Fascinado por números desde pequeno, Ávila entrou para o mestrado do Instituto de Matemática Pura e Aplicada, um centro de excelência mundial no Rio de Janeiro, com apenas 16 anos, antes mesmo de começar a graduação na UFRJ. Aos 21, terminou o doutorado e meses depois partiu para o pós-doc na França. Hoje Ávila se divide entre o Brasil e a Suíça, onde dá aulas na Universidade de Zurique. Sobre o ensino da Matemática no mundo contemporâneo, ele acha que deve se ensinar menos conteúdo com mais profundidade e que é importante algum grau de individualização.

Leila Sterenberg — O Artur Ávila é uma espécie de pop-star da Matemática, a gente pode dizer isso. Você para pra pensar que você é uma espécie de ídolo ou de modelo para aqueles milhões de meninos e meninas que todo ano fazem a Olimpíada Brasileira de Matemática, depois aquele um milhão de meninos e meninas que vão para a segunda fase e aquele grupo menorzinho que chega na Olimpíada Mundial pensando “Ah, talvez um dia eu consiga uma medalha de ouro como o Artur conseguiu”?
Artur Ávila — Eu não gosto de ter essa responsabilidade, mas eu já tive interações com esses meninos nas celebrações quando eles ganharam medalhas e etc., e é positivo ver essa resposta deles, imagino que num universo onde eles não vejam muitos modelos de Matemática por aí, ter pelo menos alguém que eles podem imaginar já pode dar alguma ajuda ou motivação extra, então, mesmo sem querer acaba sendo algo que pode ser importante.

Leila Sterenberg — Muita gente no Brasil tem medo de Matemática, a pessoa começa bem, achando divertido, até que chega uma hora que dá um baque. Por que isso acontece?
Artur Ávila — Olha, pode ter várias razões. As pessoas tentam achar um responsável único como um professor, ou como a responsabilidade do governo, etc. Todos têm essa responsabilidade, mas muito vem da família e do círculo social, e diria mesmo os meios de comunicação, de como apresentam a Matemática. Pais que chegam em casa e dizem que “tudo bem você não ir bem em Matemática, eu também não vou bem em Matemática”, amigos que chegam no restaurante e dizem “ah, eu não sei, não vou fazer a divisão, isso aí tem que ir para o engenheiro do grupo”. Isso cria uma situação onde a criança vê que você não precisa saber Matemática, imagina, quando na verdade é uma coisa necessária para vários níveis. Então, já criar uma exclusão nesse momento, seja de ambiente, de amigos ou pais, bem antes de chegar a questão de como os professores estão ensinando, tudo isso tem um papel em afetar que algumas pessoas não vão chegar a ponto nenhum de Matemática.

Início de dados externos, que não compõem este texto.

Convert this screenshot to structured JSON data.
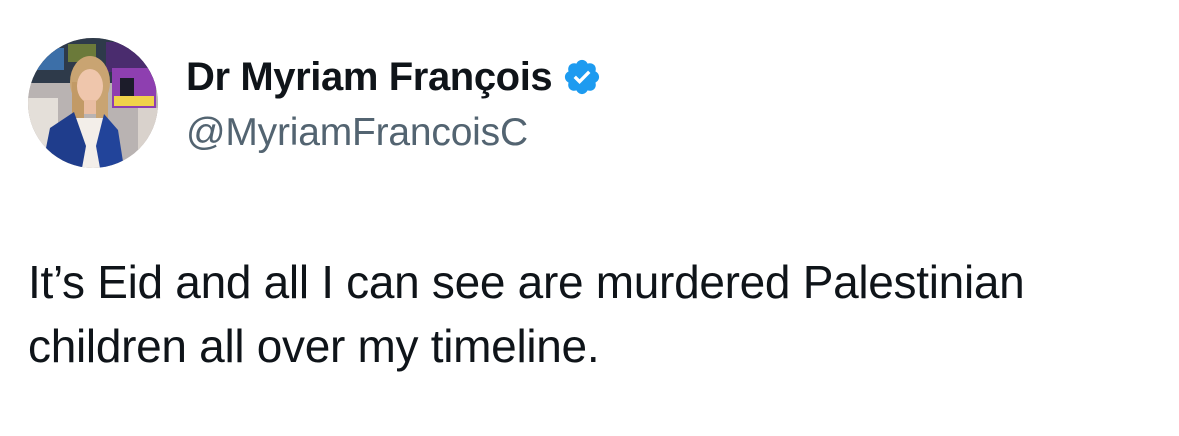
{
  "author": {
    "display_name": "Dr Myriam François",
    "handle": "@MyriamFrancoisC",
    "verified": true
  },
  "tweet": {
    "text_lines": [
      "It’s Eid and all I can see are murdered Palestinian",
      "children all over my timeline."
    ]
  },
  "icons": {
    "verified": "verified-badge-icon",
    "avatar": "profile-photo"
  },
  "colors": {
    "text_primary": "#0f1419",
    "text_secondary": "#536471",
    "verified_blue": "#1d9bf0",
    "background": "#ffffff"
  }
}
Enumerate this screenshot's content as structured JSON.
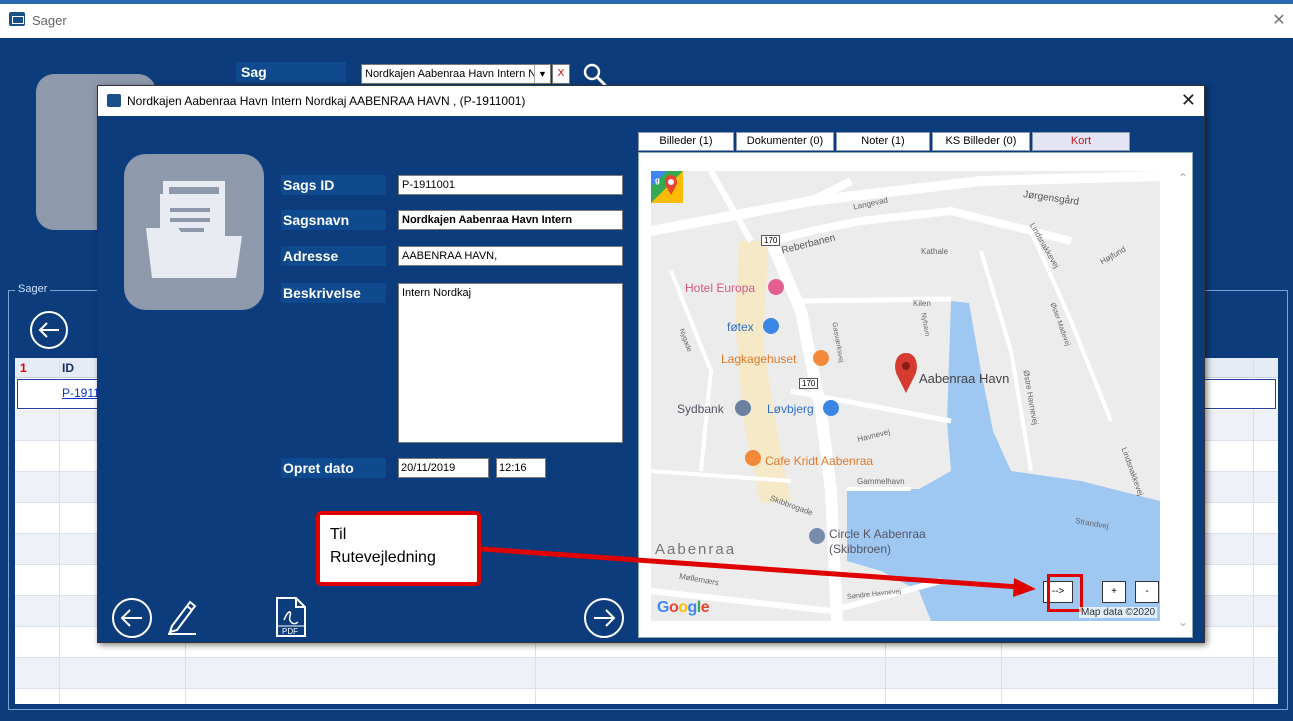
{
  "main_window": {
    "title": "Sager",
    "sag_label": "Sag",
    "sag_value": "Nordkajen Aabenraa Havn  Intern N",
    "clear_label": "X",
    "group_label": "Sager",
    "grid": {
      "col1_header": "1",
      "col2_header": "ID",
      "selected_id": "P-1911001"
    }
  },
  "dialog": {
    "title": "Nordkajen Aabenraa Havn  Intern Nordkaj AABENRAA HAVN ,   (P-1911001)",
    "fields": {
      "sags_id_label": "Sags ID",
      "sags_id_value": "P-1911001",
      "sagsnavn_label": "Sagsnavn",
      "sagsnavn_value": "Nordkajen Aabenraa Havn  Intern",
      "adresse_label": "Adresse",
      "adresse_value": "AABENRAA HAVN,",
      "beskrivelse_label": "Beskrivelse",
      "beskrivelse_value": "Intern Nordkaj",
      "opret_label": "Opret dato",
      "opret_date": "20/11/2019",
      "opret_time": "12:16"
    },
    "tabs": [
      {
        "label": "Billeder (1)"
      },
      {
        "label": "Dokumenter (0)"
      },
      {
        "label": "Noter (1)"
      },
      {
        "label": "KS Billeder (0)"
      },
      {
        "label": "Kort"
      }
    ],
    "map": {
      "labels": {
        "jorgensgard": "Jørgensgård",
        "langevad": "Langevad",
        "reberbanen": "Reberbanen",
        "kathale": "Kathale",
        "lindsnakkevej": "Lindsnakkevej",
        "hojfund": "Højfund",
        "kilen": "Kilen",
        "oster_madevej": "Øster Madevej",
        "nyhavn": "Nyhavn",
        "gasvaerksvej": "Gasværksvej",
        "nygade": "Nygade",
        "hotel_europa": "Hotel Europa",
        "fotex": "føtex",
        "lagkagehuset": "Lagkagehuset",
        "aabenraa_havn": "Aabenraa Havn",
        "ostre_havnevej": "Østre Havnevej",
        "sydbank": "Sydbank",
        "lovbjerg": "Løvbjerg",
        "havnevej": "Havnevej",
        "cafe_kridt": "Cafe Kridt Aabenraa",
        "gammelhavn": "Gammelhavn",
        "skibbrogade": "Skibbrogade",
        "strandvej": "Strandvej",
        "lindsnakkevej2": "Lindsnakkevej",
        "circle_k_1": "Circle K Aabenraa",
        "circle_k_2": "(Skibbroen)",
        "aabenraa": "Aabenraa",
        "mollemaers": "Møllemærs",
        "sondre_havnevej": "Søndre Havnevej",
        "road_170_a": "170",
        "road_170_b": "170"
      },
      "route_button": "-->",
      "zoom_in": "+",
      "zoom_out": "-",
      "attribution": "Map data ©2020",
      "google": "Google"
    }
  },
  "callout": {
    "line1": "Til",
    "line2": "Rutevejledning"
  }
}
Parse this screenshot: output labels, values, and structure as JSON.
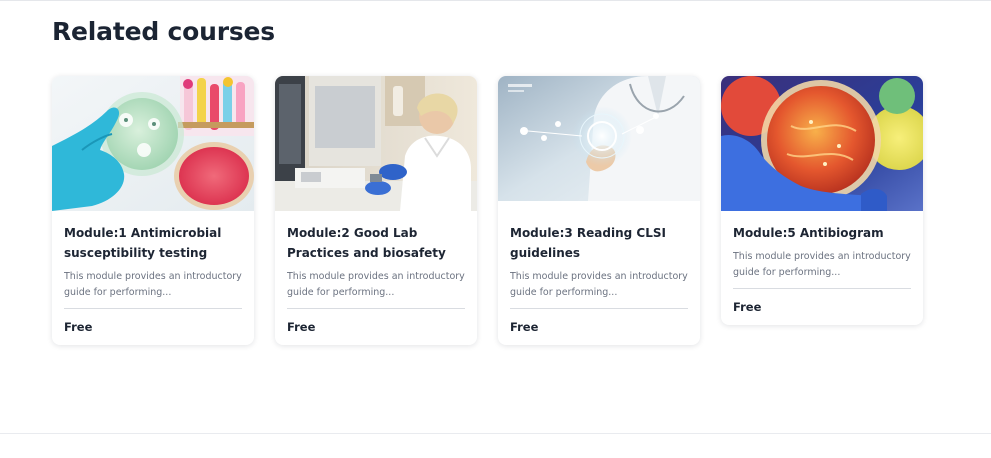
{
  "section": {
    "title": "Related courses"
  },
  "courses": [
    {
      "title": "Module:1 Antimicrobial susceptibility testing",
      "description": "This module provides an introductory guide for performing...",
      "price": "Free",
      "image_icon": "petri-dish-image"
    },
    {
      "title": "Module:2 Good Lab Practices and biosafety",
      "description": "This module provides an introductory guide for performing...",
      "price": "Free",
      "image_icon": "lab-scientist-image"
    },
    {
      "title": "Module:3 Reading CLSI guidelines",
      "description": "This module provides an introductory guide for performing...",
      "price": "Free",
      "image_icon": "digital-doctor-image"
    },
    {
      "title": "Module:5 Antibiogram",
      "description": "This module provides an introductory guide for performing...",
      "price": "Free",
      "image_icon": "culture-plate-image"
    }
  ]
}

Leila Sterenberg — A gente pensa nesses meninos que fazem a Olimpíada de Matemática que eu citei, e são realmente milhões, acho que 19 milhões de alunos que participam todos os anos, é uma coisa absurda, de municípios do interior do Brasil. A Olimpíada, na verdade, não demanda conhecimento de fórmula, esse tipo de coisa, é muito mais raciocínio, é um espaço para que sejam pinçados talentos que a gente às vezes nem imagina que existam?
Artur Ávila — O sistema de Olimpíada de Matemática como tem sido implantado no Brasil, com essa amplitude, é uma coisa que data de menos de 20 anos. Essa amplitude eu considero bastante importante, pois ela cumpre uma função que acompanha a da escola. Ela não substitui outras iniciativas de ensino, mas cumpre uma função muito importante de motivação dessa garotada tão grande com um projeto que, na verdade, é muito barato. É um projeto que não sobrecarrega o sistema e cumpre uma função realmente muito eficiente de identificar pessoas que poderiam estar perdidas em algum lugar sem acesso a estruturas que permitissem levar a cabo o seu talento, seja por não ter uma universidade perto, ou por não ter professores com uma formação matemática suficiente para atender onde o aluno está chegando. Então a gente tem a possibilidade de atingir muito mais dos talentos que estão espalhados.

Leila Sterenberg — De modo geral os nossos alunos saem do ensino médio sabendo muito pouca Matemática, uma simples regra de 3 é um bicho de sete cabeças para muitos dos nossos alunos. Por que essa esquizofrenia? O fato de a gente ter um centro de excelência e ter gente muito boa, não poderia haver uma troca maior de alguma forma?
Artur Ávila — Bom, primeiro, as coisas funcionam diferente no Brasil e na França, nossos problemas são diferentes, as dificuldades daqui são muito maiores, mas essa mesma pergunta já me foi colocada na França. Eles também se preocupam lá com os resultados no Pisa e observam que a elite matemática lá tem excelentes resultados. Eles acham que existe esse desnível, talvez em medida menor do que você mencionou, mas ainda assim eles têm essa preocupação.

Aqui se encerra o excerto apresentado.